Questa tattica consente a Meloni di indossare i panni che più le sono congegnali, ritornando a fare l’opposizione all’attuale opposizione del suo governo.

Fin tanto che la polemica rimane entro i confini nazionali il governo ha poco da temere. Maggiori rischi, invece, comporta il secondo capro espiatorio individuato dalla comunicazione meloniana.

Ma anche dell’Ue

Il crinale è sottile e il rischio di incrinare i rapporti con le gerarchie europee è concreto. Eppure, l’approccio del governo è quello di individuare nelle regole comunitarie una delle cause principali della limitata iniziativa economica italiana. Ad accennarlo è stata la stessa Meloni, quando ha spiegato la strategia per l’ingresso dello Stato in Tim. Citando il caso della cessione di Ita a Lufthansa, ha infatti sottolineato che tutte queste scelte di politica industriale vengono prese «Commissione europea permettendo», la quale «a volte solleva problemi che difficilmente capiamo».

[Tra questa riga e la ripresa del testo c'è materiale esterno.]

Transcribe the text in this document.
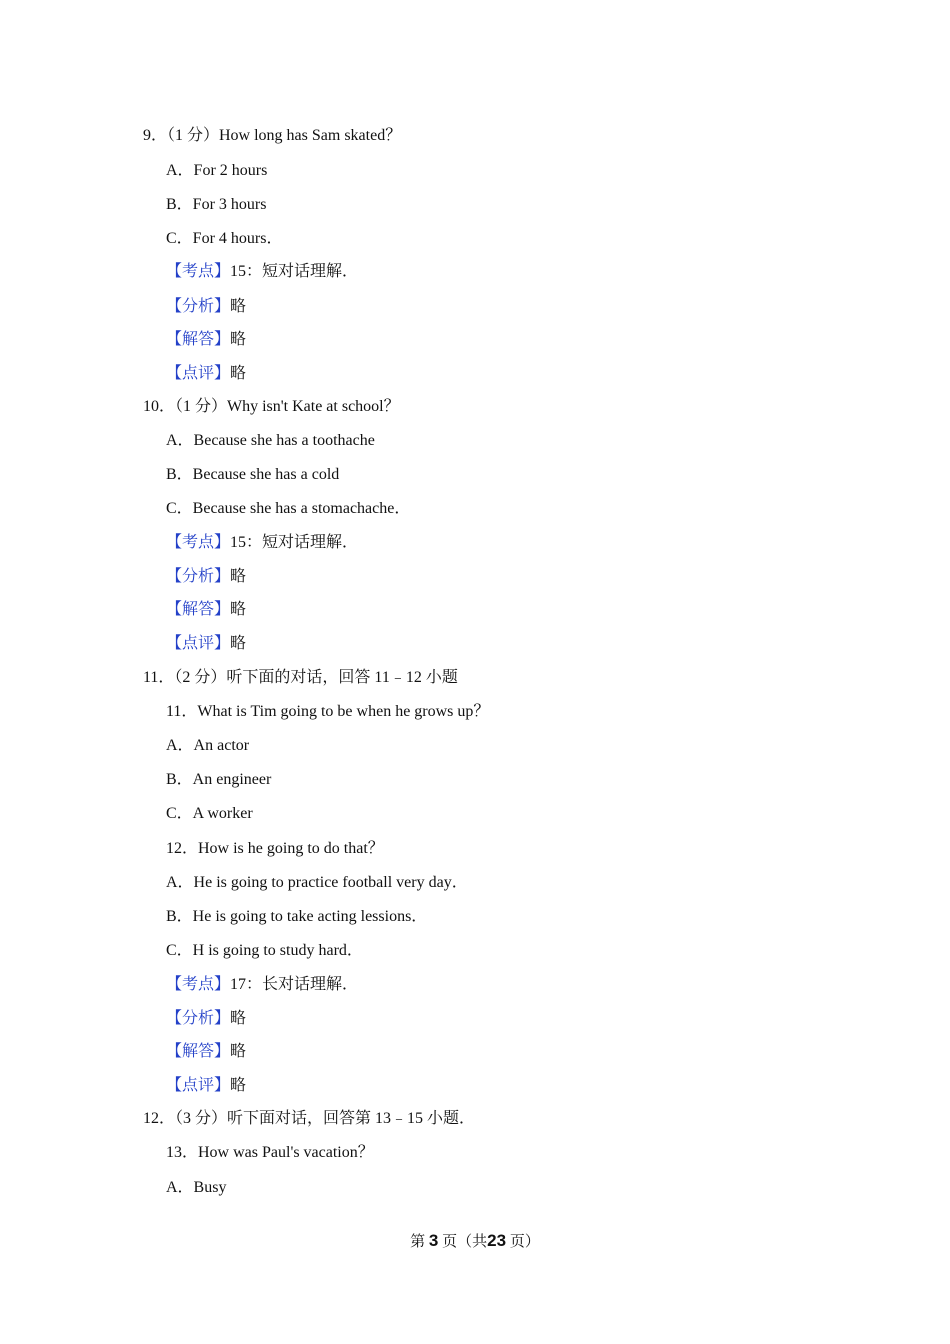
9．（1 分）How long has Sam skated？
A．For 2 hours
B．For 3 hours
C．For 4 hours．
【考点】15：短对话理解．
【分析】略
【解答】略
【点评】略
10．（1 分）Why isn't Kate at school？
A．Because she has a toothache
B．Because she has a cold
C．Because she has a stomachache．
【考点】15：短对话理解．
【分析】略
【解答】略
【点评】略
11．（2 分）听下面的对话，回答 11﹣12 小题
11．What is Tim going to be when he grows up？
A．An actor
B．An engineer
C．A worker
12．How is he going to do that？
A．He is going to practice football very day．
B．He is going to take acting lessions．
C．H is going to study hard．
【考点】17：长对话理解．
【分析】略
【解答】略
【点评】略
12．（3 分）听下面对话，回答第 13﹣15 小题．
13．How was Paul's vacation？
A．Busy
第 3 页（共23 页）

Ieri ha rincarato la dose anche il ministro Guido Crosetto, che è intervenuto sul Corriere della Sera per chiedere all’Ue «un approccio da statisti, non da miopi» in materia di revisione delle regole fiscali europee. «Non è più il tempo di dire che abbiamo sempre fatto così», ha detto parlando del rischio di un ritorno in vigore del vecchio patto di stabilità pre-pandemia, perchè su materie prime, energia e digitale è cambiato tutto e serve «una visione di politica macroeconomica che guardi ai prossimi 10-15 anni». Parole forti, che esplicitano la volontà del governo di intervenire in Europa per rinegoziare il patto ma che fanno emergere anche una certa insofferenza.

La mossa però presenta dei rischi. Dare la colpa all’Unione europea può essere un messaggio che funziona quando usato in campagna elettorale e rivolto ad un elettorato euroscettico. Stando al governo, invece, punzecchiare Bruxelles rischia di rendere ancora più complicata una trattativa che non riguarda solo il patto di stabilità (la prima audizione pubblica in Commissione Econ si terrà il 20 settembre), ma ma anche il via libera alla rinegoziazione del Pnrr.